Los centros de internamiento administrativo en el Sáhara fueron abiertos por vez primera en junio de 1991 como consecuencia de los desórdenes públicos provocados por la huelga, general decretada por el Frente Islámico de Salvación (FIS) en todo el país para protestar por las leyes electorales. Meses más tarde, los centros fueron cerrados por decisión de Ali Harún, en aquella ocasión ministro de los Derechos Humanos, y actualmente miembro de la presidencia colegiada de la República o Alto Comité de Estado.Más tarde volvieron a abrirse, provocando de nuevo la protesta de las organizaciones nacionales e internacionales de defensa de los derechos humanos, que recordaban que nadie podía ser privado de libertad por una decisión administrativa y sin que se hubiera dictado previamente una resolución judicial definitiva en un juicio celebrado con plenas garantías. Ahora, según acaba de anunciar el ministro, los centros han sido definitivamente clausurados y los expedientes administrativos instruidos en relación a los arrestados pasados a las jurisdicción ordinaria.

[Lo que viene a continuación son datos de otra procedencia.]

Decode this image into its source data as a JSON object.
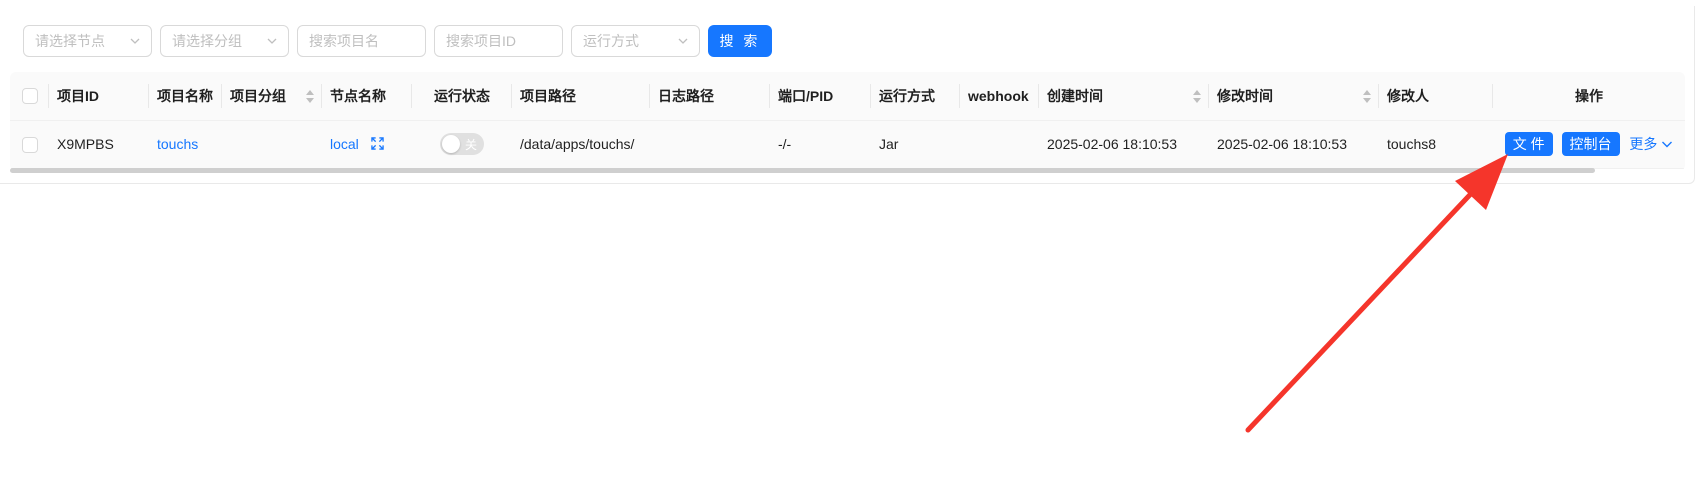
{
  "filters": {
    "node_select": "请选择节点",
    "group_select": "请选择分组",
    "name_search": "搜索项目名",
    "id_search": "搜索项目ID",
    "run_mode_select": "运行方式",
    "search_button": "搜 索"
  },
  "table": {
    "headers": {
      "project_id": "项目ID",
      "project_name": "项目名称",
      "project_group": "项目分组",
      "node_name": "节点名称",
      "run_status": "运行状态",
      "project_path": "项目路径",
      "log_path": "日志路径",
      "port_pid": "端口/PID",
      "run_mode": "运行方式",
      "webhook": "webhook",
      "created_at": "创建时间",
      "modified_at": "修改时间",
      "modified_by": "修改人",
      "actions": "操作"
    },
    "rows": [
      {
        "project_id": "X9MPBS",
        "project_name": "touchs",
        "project_group": "",
        "node_name": "local",
        "run_status_label": "关",
        "run_status_on": false,
        "project_path": "/data/apps/touchs/",
        "log_path": "",
        "port_pid": "-/-",
        "run_mode": "Jar",
        "webhook": "",
        "created_at": "2025-02-06 18:10:53",
        "modified_at": "2025-02-06 18:10:53",
        "modified_by": "touchs8",
        "actions": {
          "file": "文 件",
          "console": "控制台",
          "more": "更多"
        }
      }
    ]
  },
  "colors": {
    "primary": "#1677ff",
    "annotation_arrow": "#f5352b"
  }
}
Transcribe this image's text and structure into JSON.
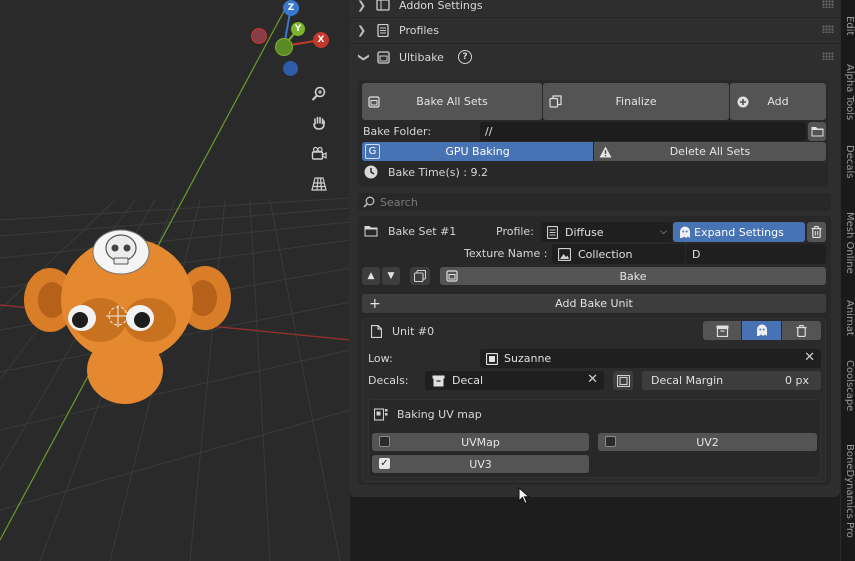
{
  "viewport": {
    "gizmo": {
      "z": "Z",
      "y": "Y",
      "x": "X"
    },
    "colors": {
      "background": "#2a2a2a",
      "x_axis": "#c0392b",
      "y_axis": "#7ab32c",
      "z_axis": "#3a77cf",
      "monkey": "#e4892f"
    },
    "tools": [
      "zoom-icon",
      "hand-pan-icon",
      "camera-icon",
      "grid-perspective-icon"
    ]
  },
  "panel": {
    "sections": {
      "addon_settings": "Addon Settings",
      "profiles": "Profiles",
      "ultibake": "Ultibake"
    },
    "help_label": "?",
    "toolbar": {
      "bake_all_sets": "Bake All Sets",
      "finalize": "Finalize",
      "add": "Add"
    },
    "bake_folder_label": "Bake Folder:",
    "bake_folder_value": "//",
    "gpu_baking_key": "G",
    "gpu_baking": "GPU Baking",
    "delete_all_sets": "Delete All Sets",
    "bake_time": "Bake Time(s) : 9.2",
    "search_placeholder": "Search",
    "bake_set": {
      "title": "Bake Set #1",
      "profile_label": "Profile:",
      "profile_value": "Diffuse",
      "expand_settings": "Expand Settings",
      "texture_name_label": "Texture Name :",
      "texture_collection": "Collection",
      "texture_name_value": "D",
      "bake_button": "Bake",
      "add_bake_unit": "Add Bake Unit"
    },
    "unit": {
      "title": "Unit #0",
      "low_label": "Low:",
      "low_value": "Suzanne",
      "decals_label": "Decals:",
      "decals_value": "Decal",
      "decal_margin_label": "Decal Margin",
      "decal_margin_value": "0 px",
      "uv_map_title": "Baking UV map",
      "uv_maps": [
        {
          "label": "UVMap",
          "checked": false
        },
        {
          "label": "UV2",
          "checked": false
        },
        {
          "label": "UV3",
          "checked": true
        }
      ]
    }
  },
  "side_tabs": [
    "Edit",
    "Alpha Tools",
    "Decals",
    "Mesh Online",
    "Animat",
    "Coolscape",
    "BoneDynamics Pro"
  ]
}
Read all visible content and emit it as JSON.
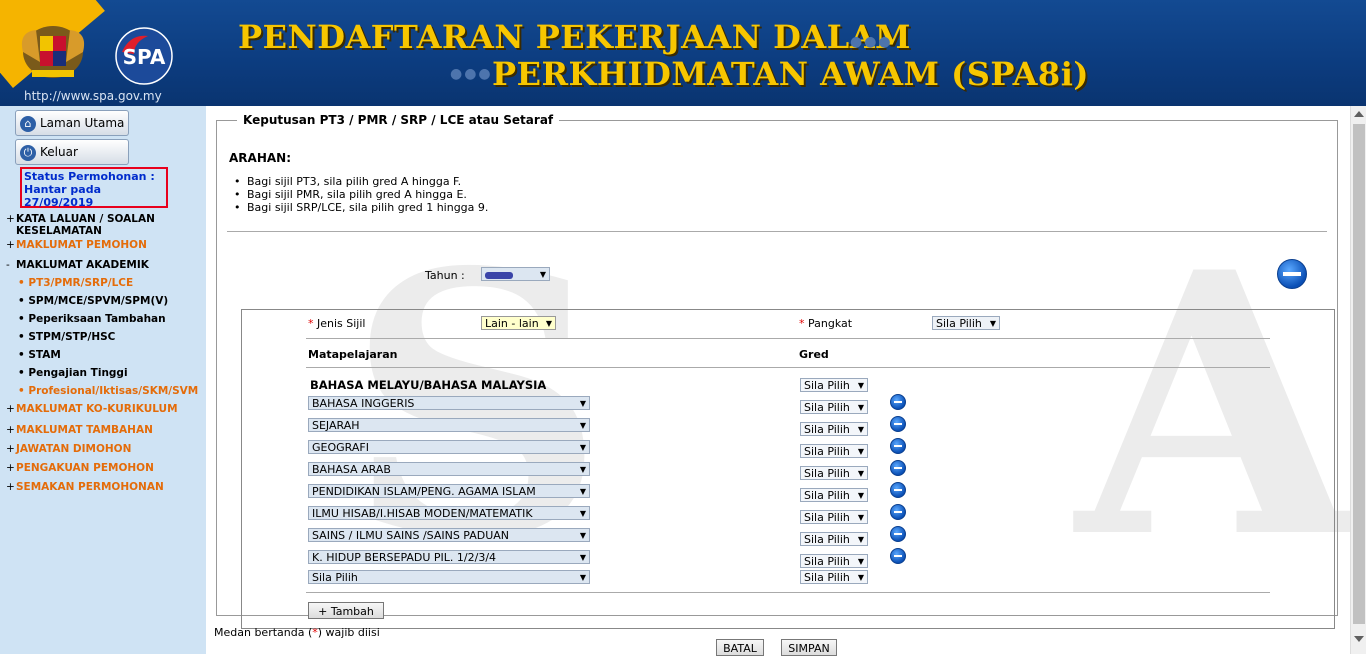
{
  "header": {
    "title_line1": "PENDAFTARAN PEKERJAAN DALAM",
    "title_line2": "PERKHIDMATAN AWAM (SPA8i)",
    "url": "http://www.spa.gov.my"
  },
  "sidebar": {
    "home_label": "Laman Utama",
    "logout_label": "Keluar",
    "status_line1": "Status Permohonan :",
    "status_line2": "Hantar pada",
    "status_line3": "27/09/2019",
    "items": [
      {
        "pm": "+",
        "label": "KATA LALUAN / SOALAN",
        "label2": "KESELAMATAN"
      },
      {
        "pm": "+",
        "label": "MAKLUMAT PEMOHON"
      },
      {
        "pm": "-",
        "label": "MAKLUMAT AKADEMIK"
      },
      {
        "pm": "+",
        "label": "MAKLUMAT KO-KURIKULUM"
      },
      {
        "pm": "+",
        "label": "MAKLUMAT TAMBAHAN"
      },
      {
        "pm": "+",
        "label": "JAWATAN DIMOHON"
      },
      {
        "pm": "+",
        "label": "PENGAKUAN PEMOHON"
      },
      {
        "pm": "+",
        "label": "SEMAKAN PERMOHONAN"
      }
    ],
    "sub_items": [
      "PT3/PMR/SRP/LCE",
      "SPM/MCE/SPVM/SPM(V)",
      "Peperiksaan Tambahan",
      "STPM/STP/HSC",
      "STAM",
      "Pengajian Tinggi",
      "Profesional/Iktisas/SKM/SVM"
    ]
  },
  "form": {
    "legend": "Keputusan PT3 / PMR / SRP / LCE atau Setaraf",
    "arahan": "ARAHAN:",
    "instructions": [
      "Bagi sijil PT3, sila pilih gred A hingga F.",
      "Bagi sijil PMR, sila pilih gred A hingga E.",
      "Bagi sijil SRP/LCE, sila pilih gred 1 hingga 9."
    ],
    "tahun_label": "Tahun :",
    "jenis_sijil_label": "Jenis Sijil",
    "jenis_sijil_value": "Lain - lain",
    "pangkat_label": "Pangkat",
    "pangkat_value": "Sila Pilih",
    "col_subject": "Matapelajaran",
    "col_grade": "Gred",
    "fixed_subject": "BAHASA MELAYU/BAHASA MALAYSIA",
    "subjects": [
      "BAHASA INGGERIS",
      "SEJARAH",
      "GEOGRAFI",
      "BAHASA ARAB",
      "PENDIDIKAN ISLAM/PENG. AGAMA ISLAM",
      "ILMU HISAB/I.HISAB MODEN/MATEMATIK",
      "SAINS / ILMU SAINS /SAINS PADUAN",
      "K. HIDUP BERSEPADU PIL. 1/2/3/4",
      "Sila Pilih"
    ],
    "grade_placeholder": "Sila Pilih",
    "add_button": "+ Tambah",
    "required_note_pre": "Medan bertanda (",
    "required_star": "*",
    "required_note_post": ") wajib diisi",
    "cancel_button": "BATAL",
    "save_button": "SIMPAN"
  },
  "colors": {
    "header_bg": "#0d3f82",
    "title_gold": "#f7c600",
    "sidebar_bg": "#cfe3f4",
    "link_orange": "#e46c0a",
    "status_border": "#e8001c"
  }
}
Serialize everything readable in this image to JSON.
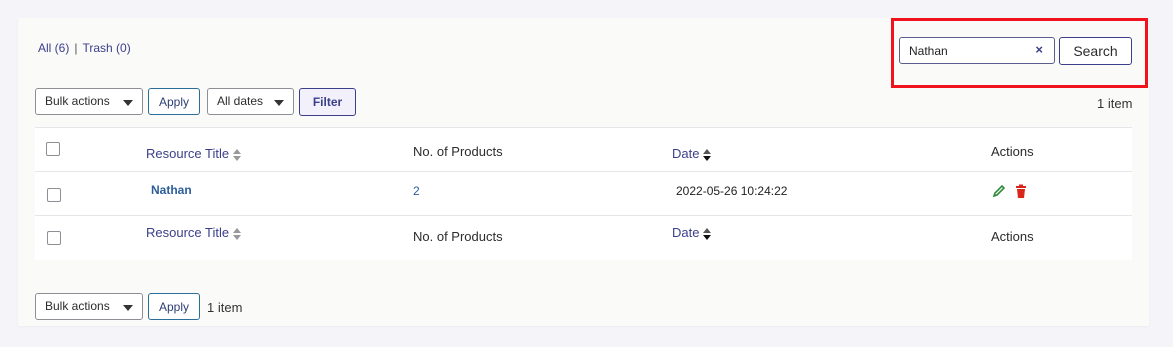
{
  "views": {
    "all_label": "All (6)",
    "separator": "|",
    "trash_label": "Trash (0)"
  },
  "search": {
    "value": "Nathan",
    "clear_glyph": "×",
    "button_label": "Search"
  },
  "top_actions": {
    "bulk_actions": "Bulk actions",
    "apply": "Apply",
    "dates": "All dates",
    "filter": "Filter",
    "item_count": "1 item"
  },
  "table": {
    "columns": {
      "resource_title": "Resource Title",
      "products": "No. of Products",
      "date": "Date",
      "actions": "Actions"
    },
    "rows": [
      {
        "title": "Nathan",
        "products": "2",
        "date": "2022-05-26 10:24:22",
        "actions": [
          "edit-icon",
          "trash-icon"
        ]
      }
    ]
  },
  "bottom_actions": {
    "bulk_actions": "Bulk actions",
    "apply": "Apply",
    "item_count": "1 item"
  },
  "colors": {
    "accent": "#3b3f8a",
    "highlight": "#f0131e",
    "edit": "#2e8b3a",
    "delete": "#d9261c"
  }
}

El ministro de Justicia ha precisado, en las mismas declaraciones, que el número total de detenidos acusados de estar implicados en delitos de terrorismo no supera los 5.000. Un número bastante más reducido que el denunciado por determinados organismos y por portavoces del FIS que afirma que el número de arrestados supera los 25.000.
Las aclaraciones del ministro de Justicia se producen en pleno debate político, tras la liberación de los tres funcionarios franceses secuestrados por un comando integrista en el centro de Argel.